After a near two year decline, Australian property prices are well and truly back on the up.

SQM Research 's managing director Louis Christopher has even predicted a 15 per cent increase for Melbourne’s housing values for next year in his ‘Housing Boom and Bust Report for 2020’.

It’s not just the Victorian capital that is expected to see rising house prices, with Sydney dwellings expected to jump up 10 to 14 per cent.

It’s a remarkable turnaround. Just earlier this year, Australia’s notoriously expensive housing market was in freefall. Prices in Sydney and Melbourne had fallen by double digits from their 2017 peak and credit was being withheld by nervous banks. 

Now, Melbourne prices are close to showing positive growth for the past 12 months — not bad considering they were down by 6.2 per cent on the year in September. Sydney is following suit, with an 80.5 per cent clearance rate last weekend.
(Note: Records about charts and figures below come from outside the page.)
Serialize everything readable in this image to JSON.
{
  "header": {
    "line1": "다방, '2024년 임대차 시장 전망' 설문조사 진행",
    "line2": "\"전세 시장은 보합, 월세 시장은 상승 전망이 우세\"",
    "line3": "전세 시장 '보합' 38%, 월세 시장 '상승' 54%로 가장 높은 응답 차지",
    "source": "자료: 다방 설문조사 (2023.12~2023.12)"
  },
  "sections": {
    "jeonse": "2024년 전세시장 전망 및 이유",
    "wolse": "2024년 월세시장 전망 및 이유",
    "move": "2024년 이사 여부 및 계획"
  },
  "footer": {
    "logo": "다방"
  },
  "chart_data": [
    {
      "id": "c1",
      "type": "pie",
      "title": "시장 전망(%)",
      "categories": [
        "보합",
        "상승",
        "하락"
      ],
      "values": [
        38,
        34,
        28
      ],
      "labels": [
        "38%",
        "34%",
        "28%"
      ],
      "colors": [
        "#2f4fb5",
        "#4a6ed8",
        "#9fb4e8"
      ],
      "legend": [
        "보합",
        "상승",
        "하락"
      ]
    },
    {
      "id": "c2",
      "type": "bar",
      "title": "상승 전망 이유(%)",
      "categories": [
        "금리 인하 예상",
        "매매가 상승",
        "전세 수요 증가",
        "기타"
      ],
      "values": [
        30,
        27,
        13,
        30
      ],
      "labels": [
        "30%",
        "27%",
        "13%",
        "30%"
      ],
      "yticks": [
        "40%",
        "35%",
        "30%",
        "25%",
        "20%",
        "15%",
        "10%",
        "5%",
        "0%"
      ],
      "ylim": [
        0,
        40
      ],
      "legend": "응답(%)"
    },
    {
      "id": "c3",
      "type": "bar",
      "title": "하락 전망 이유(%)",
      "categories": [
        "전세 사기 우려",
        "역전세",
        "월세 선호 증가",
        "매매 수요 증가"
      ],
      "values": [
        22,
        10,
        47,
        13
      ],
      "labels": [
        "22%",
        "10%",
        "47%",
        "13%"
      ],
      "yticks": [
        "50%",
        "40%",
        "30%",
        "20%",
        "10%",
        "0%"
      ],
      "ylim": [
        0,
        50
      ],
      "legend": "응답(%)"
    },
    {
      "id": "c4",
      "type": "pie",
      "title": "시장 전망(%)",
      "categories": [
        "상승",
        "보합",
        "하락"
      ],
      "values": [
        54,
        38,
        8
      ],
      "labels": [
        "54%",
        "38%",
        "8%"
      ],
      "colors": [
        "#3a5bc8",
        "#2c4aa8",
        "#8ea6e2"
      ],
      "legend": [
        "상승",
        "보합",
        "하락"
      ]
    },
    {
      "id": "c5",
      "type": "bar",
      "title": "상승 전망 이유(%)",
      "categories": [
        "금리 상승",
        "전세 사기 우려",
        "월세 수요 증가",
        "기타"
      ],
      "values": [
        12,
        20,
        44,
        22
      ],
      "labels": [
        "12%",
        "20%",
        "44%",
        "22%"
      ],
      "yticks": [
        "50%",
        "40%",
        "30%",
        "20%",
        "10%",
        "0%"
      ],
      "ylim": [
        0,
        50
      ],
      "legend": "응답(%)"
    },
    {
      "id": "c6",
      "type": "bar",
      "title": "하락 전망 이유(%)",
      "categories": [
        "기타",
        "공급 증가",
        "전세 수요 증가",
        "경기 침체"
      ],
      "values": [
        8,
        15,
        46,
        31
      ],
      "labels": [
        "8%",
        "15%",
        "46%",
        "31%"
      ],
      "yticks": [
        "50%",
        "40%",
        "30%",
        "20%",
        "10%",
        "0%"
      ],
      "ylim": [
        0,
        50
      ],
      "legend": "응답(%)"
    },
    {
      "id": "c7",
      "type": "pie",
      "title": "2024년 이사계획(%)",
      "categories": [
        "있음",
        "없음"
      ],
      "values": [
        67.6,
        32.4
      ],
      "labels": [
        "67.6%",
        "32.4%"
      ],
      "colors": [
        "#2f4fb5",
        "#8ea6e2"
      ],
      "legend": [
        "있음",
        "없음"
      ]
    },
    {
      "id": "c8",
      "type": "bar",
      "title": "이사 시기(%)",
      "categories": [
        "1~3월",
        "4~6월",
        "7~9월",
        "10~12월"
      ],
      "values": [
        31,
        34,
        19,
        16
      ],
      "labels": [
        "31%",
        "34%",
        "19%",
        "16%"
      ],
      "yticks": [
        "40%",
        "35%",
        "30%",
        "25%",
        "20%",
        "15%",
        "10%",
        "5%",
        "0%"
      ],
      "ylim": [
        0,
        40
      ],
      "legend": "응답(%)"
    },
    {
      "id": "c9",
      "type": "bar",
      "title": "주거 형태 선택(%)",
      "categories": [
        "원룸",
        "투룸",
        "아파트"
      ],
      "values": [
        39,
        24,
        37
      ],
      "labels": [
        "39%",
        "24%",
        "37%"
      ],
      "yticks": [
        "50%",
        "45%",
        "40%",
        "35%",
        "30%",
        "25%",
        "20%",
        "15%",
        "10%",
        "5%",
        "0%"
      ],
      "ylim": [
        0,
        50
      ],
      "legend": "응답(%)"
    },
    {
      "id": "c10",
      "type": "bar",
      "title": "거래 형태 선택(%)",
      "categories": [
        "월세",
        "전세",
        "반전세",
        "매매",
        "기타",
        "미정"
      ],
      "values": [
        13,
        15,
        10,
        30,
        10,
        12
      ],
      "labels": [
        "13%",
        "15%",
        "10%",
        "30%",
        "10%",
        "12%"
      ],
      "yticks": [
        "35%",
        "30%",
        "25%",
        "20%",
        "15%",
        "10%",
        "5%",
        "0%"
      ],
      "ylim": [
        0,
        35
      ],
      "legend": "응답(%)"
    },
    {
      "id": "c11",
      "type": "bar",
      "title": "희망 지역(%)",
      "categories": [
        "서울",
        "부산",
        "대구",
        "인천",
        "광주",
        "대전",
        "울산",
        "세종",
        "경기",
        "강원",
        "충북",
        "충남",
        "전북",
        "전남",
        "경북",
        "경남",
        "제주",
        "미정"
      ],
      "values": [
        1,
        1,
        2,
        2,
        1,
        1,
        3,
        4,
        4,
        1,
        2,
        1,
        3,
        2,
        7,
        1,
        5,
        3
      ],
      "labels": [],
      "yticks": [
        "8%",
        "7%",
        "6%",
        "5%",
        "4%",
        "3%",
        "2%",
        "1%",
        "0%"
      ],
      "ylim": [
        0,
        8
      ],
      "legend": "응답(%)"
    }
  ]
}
So what has caused this sudden and largely unexpected upturn? The answer appears to be two-fold. 

First of all, Scott Morrison’s surprise election back in May signalled the Australian Prudential Regulatory Authority (APRA) to urge banks to loosen credit restrictions that had largely caused the downturn in the first place back in 2017. 

Second, two successive interest rate cuts by the Reserve Bank have transformed the housing market and buyers once again could back themselves to purchase property once again.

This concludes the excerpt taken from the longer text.